I'm trying to find the simplest way to convert a digit (0..9) into the respective character '0'..'9' in Kotlin.

My initial attempt was to write the following code:

fun convertToCharacter() {
    val number = 0

    val character = number.toChar()
    println(character)
}

Of course, after running, I quickly saw that this produces \u0000, and not '0' like I expected. Then, remembering from how to do this in Java, I modified the code to add '0', but then this would not compile.

fun convertToCharacter() {
    val number = 0

    val character = number.toChar() + '0'
    println(character)
}

What is the appropriate way to convert a number into its respective character counterpart in Kotlin? Ideally, I'm trying to avoid pulling up the ASCII table to accomplish this (I know I can add 48 to the number since 48 -> '0' in ASCII).

Answer 1

val character = '0' + number

is the shortest way, given that the number is in range 0..9

Answer 2

Like you said, probably the easiest way to convert an Int to the Char representation of that same digit is to add 48 and call toChar():

val number = 3
val character = (number + 48).toChar()
println(character) // prints 3

If you don't want to have the magic 48 number in your program, you could first parse the number to a String and then use toCharArray()[0] to get the Char representation:

val number = 3
val character = number.toString().toCharArray()[0]
println(character) // prints 3

Edit: in the spirit of the attempt in your question, you can do math with '0'.toInt() and get the result you were expecting:

val number = 7
val character = (number + '0'.toInt()).toChar()
println(number) // prints 7

Answer 3

Kotlin stdlib provides this function since 1.5.0.

fun digitToChar(): Char

Returns the Char that represents this decimal digit. Throws an exception if this value is not in the range 0..9.

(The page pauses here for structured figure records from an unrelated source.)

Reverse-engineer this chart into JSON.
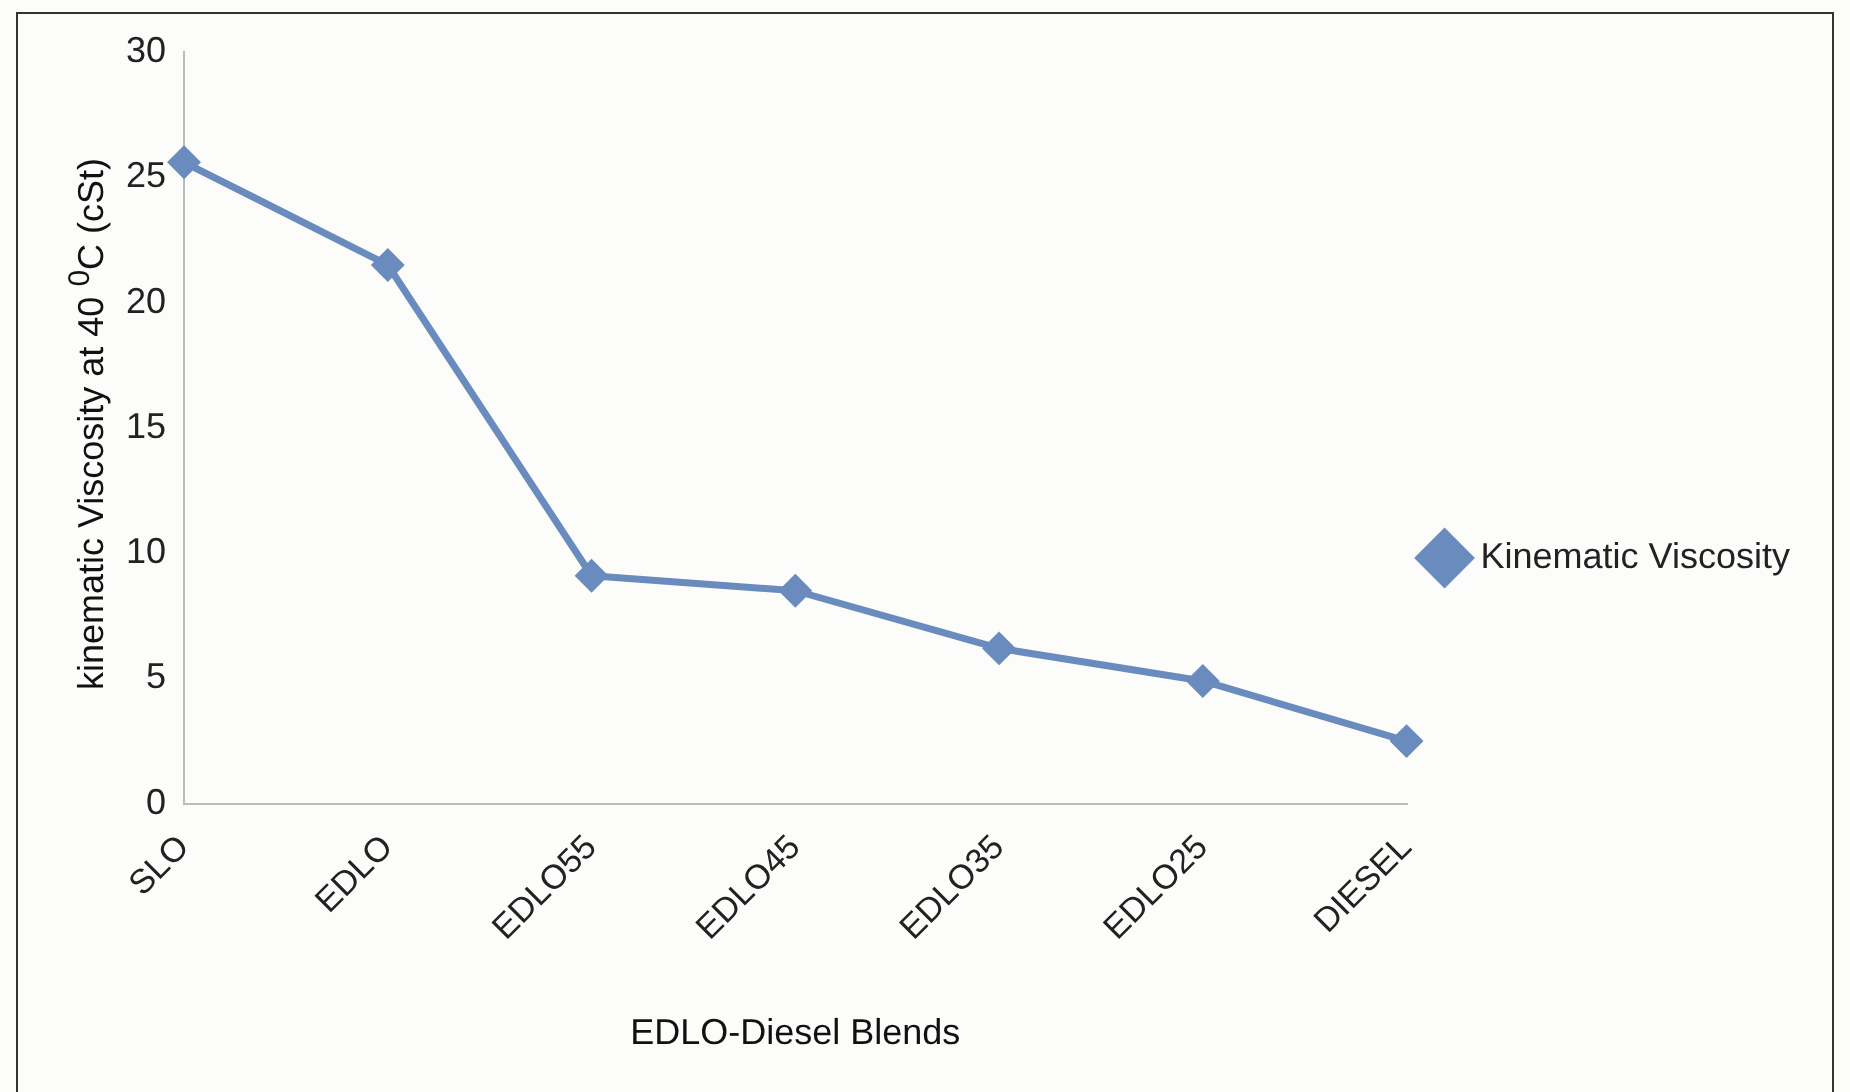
{
  "chart_data": {
    "type": "line",
    "xlabel": "EDLO-Diesel Blends",
    "ylabel": "kinematic Viscosity at 40 $^{0}$C (cSt)",
    "categories": [
      "SLO",
      "EDLO",
      "EDLO55",
      "EDLO45",
      "EDLO35",
      "EDLO25",
      "DIESEL"
    ],
    "series": [
      {
        "name": "Kinematic Viscosity",
        "color": "#6a8bbd",
        "values": [
          25.6,
          21.5,
          9.1,
          8.5,
          6.2,
          4.9,
          2.5
        ]
      }
    ],
    "ylim": [
      0,
      30
    ],
    "yticks": [
      0,
      5,
      10,
      15,
      20,
      25,
      30
    ],
    "grid": false,
    "legend": "right",
    "marker": "diamond",
    "line_style": "solid"
  }
}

If this value is in 0..9, the decimal digit Char with code '0'.code + this is returned.

Example

println(5.digitToChar()) // 5
println(3.digitToChar(radix = 8)) // 3
println(10.digitToChar(radix = 16)) // A
println(20.digitToChar(radix = 36)) // K

Answer 4

How about 0.toString() instead of 0.toChar() ? If you are specifically after single digits, then 0.toString()[0] will give you a Char type

Answer 5

You can use an extension like this:

fun Int.toReadableChar(): Char {
    return ('0'.toInt() + this).toChar()
}

You can apply this to any other class you want :)

Example:

println(7.toReadableChar())

>> 7